The solar photo-thermochemical cycle (PTC) for the conversion of CO2 into fuels over metal oxides is a novel and promising method to alleviate the increasing energy crisis and worsening global climate change. Density functional theory (DFT) calculations of the anatase (101) surface of TiO2 and M-doped TiO2 (M = Zn, Ni, and Cu) were performed to provide guidance for enhancing the PTC. Additionally, M-doped TiO2 films were produced using a sol-gel method and applied to the PTC for CO2 conversion to provide experimental verifications. A maximum, stable production of CO of 10.80 mu mol/g was achieved using Cu-doped TiO2, which was nearly 6.39-fold higher than the amount of CO produced by clean TiO2. The CO yield was in good agreement with the calculation results.
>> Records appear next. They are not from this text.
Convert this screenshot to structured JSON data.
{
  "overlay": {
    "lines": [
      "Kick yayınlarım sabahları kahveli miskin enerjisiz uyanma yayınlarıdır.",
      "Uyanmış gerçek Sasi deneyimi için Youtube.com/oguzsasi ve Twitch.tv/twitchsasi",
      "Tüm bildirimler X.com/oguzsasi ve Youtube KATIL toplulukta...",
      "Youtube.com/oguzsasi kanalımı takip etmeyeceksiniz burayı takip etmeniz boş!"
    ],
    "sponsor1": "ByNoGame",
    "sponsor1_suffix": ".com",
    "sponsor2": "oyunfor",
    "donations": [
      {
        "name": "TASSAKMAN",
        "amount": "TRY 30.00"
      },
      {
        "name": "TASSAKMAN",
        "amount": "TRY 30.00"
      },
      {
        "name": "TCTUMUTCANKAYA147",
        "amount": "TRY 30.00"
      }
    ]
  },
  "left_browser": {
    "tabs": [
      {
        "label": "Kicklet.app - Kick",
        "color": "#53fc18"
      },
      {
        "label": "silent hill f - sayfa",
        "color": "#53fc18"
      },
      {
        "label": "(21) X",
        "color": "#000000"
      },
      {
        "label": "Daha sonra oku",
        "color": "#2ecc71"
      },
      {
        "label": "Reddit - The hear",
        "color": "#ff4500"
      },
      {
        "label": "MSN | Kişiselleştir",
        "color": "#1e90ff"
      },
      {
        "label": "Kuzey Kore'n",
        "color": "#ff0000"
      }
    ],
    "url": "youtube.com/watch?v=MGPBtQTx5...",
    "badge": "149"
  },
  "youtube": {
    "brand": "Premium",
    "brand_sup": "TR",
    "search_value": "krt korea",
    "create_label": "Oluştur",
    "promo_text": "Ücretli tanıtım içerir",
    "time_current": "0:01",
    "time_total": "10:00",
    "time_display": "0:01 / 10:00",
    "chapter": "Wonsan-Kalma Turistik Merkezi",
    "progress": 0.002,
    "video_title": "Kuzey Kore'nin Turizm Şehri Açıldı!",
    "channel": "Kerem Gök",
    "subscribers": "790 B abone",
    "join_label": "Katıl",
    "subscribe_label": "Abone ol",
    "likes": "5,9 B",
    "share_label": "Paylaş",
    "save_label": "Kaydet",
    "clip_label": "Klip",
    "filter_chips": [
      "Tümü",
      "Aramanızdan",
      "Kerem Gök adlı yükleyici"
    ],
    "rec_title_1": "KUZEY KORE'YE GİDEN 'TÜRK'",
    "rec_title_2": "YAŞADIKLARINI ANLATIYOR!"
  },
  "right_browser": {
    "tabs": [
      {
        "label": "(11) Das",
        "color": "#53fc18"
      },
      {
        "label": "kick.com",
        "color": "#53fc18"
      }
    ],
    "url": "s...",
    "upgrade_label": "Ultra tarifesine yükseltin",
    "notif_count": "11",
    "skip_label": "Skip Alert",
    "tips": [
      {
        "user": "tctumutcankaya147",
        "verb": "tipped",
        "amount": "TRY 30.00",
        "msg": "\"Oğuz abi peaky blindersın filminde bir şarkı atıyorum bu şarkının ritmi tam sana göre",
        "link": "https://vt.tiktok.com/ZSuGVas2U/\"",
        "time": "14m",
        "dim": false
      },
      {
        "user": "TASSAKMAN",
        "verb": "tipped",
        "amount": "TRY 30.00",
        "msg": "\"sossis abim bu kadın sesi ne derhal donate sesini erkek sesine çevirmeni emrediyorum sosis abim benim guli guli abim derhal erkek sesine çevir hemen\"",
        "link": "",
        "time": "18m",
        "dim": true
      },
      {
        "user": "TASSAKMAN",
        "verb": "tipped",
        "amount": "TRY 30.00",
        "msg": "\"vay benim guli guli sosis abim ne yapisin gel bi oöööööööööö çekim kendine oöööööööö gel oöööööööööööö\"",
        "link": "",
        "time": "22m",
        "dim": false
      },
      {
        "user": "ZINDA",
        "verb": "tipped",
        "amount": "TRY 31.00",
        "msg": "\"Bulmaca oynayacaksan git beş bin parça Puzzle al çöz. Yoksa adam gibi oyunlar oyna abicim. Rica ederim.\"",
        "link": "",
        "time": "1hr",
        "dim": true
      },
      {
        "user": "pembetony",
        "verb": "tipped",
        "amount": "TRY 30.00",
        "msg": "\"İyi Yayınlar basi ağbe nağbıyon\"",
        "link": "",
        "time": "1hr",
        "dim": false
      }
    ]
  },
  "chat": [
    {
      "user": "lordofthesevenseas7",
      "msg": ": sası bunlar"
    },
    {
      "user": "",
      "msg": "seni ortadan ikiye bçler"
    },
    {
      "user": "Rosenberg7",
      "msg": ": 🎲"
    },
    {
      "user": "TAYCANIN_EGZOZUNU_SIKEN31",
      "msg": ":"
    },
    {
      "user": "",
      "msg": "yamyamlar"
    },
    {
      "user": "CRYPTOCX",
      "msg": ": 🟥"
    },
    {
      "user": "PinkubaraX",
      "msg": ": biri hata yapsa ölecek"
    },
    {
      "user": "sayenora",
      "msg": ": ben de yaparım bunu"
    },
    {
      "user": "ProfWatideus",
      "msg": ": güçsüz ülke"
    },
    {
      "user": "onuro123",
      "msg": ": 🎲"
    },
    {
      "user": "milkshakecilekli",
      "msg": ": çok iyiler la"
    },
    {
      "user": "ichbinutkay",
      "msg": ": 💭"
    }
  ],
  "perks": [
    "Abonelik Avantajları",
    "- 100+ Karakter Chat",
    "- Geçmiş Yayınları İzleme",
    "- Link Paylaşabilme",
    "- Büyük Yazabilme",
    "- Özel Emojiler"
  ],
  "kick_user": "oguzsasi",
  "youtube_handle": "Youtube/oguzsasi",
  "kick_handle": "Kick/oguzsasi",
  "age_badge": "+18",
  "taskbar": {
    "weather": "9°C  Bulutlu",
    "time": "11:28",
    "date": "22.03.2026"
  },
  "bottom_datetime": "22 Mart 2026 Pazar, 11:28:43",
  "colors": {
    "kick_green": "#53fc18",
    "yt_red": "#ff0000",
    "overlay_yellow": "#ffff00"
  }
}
High-resolution transmission electron microscopy (HRTEM), energy-dispersive X-ray spectroscopy (EDXS), X-ray diffraction (XRD) and electron spin resonance (ESR) were used to evaluate the crystal structures and morphologies. UV-visible diffuse reflectance spectra (UV-visible DRS), photoluminescence (PL) and X-ray photoelectron spectroscopy (XPS) analyses were also conducted to investigate the surface charge-transfer and reaction mechanisms. As a result, a complete cycle reaction mechanism for Cu-doped TiO2 was proposed. Several key factors of the mechanism were clarified, and an effective guide for nanostructure design was proposed.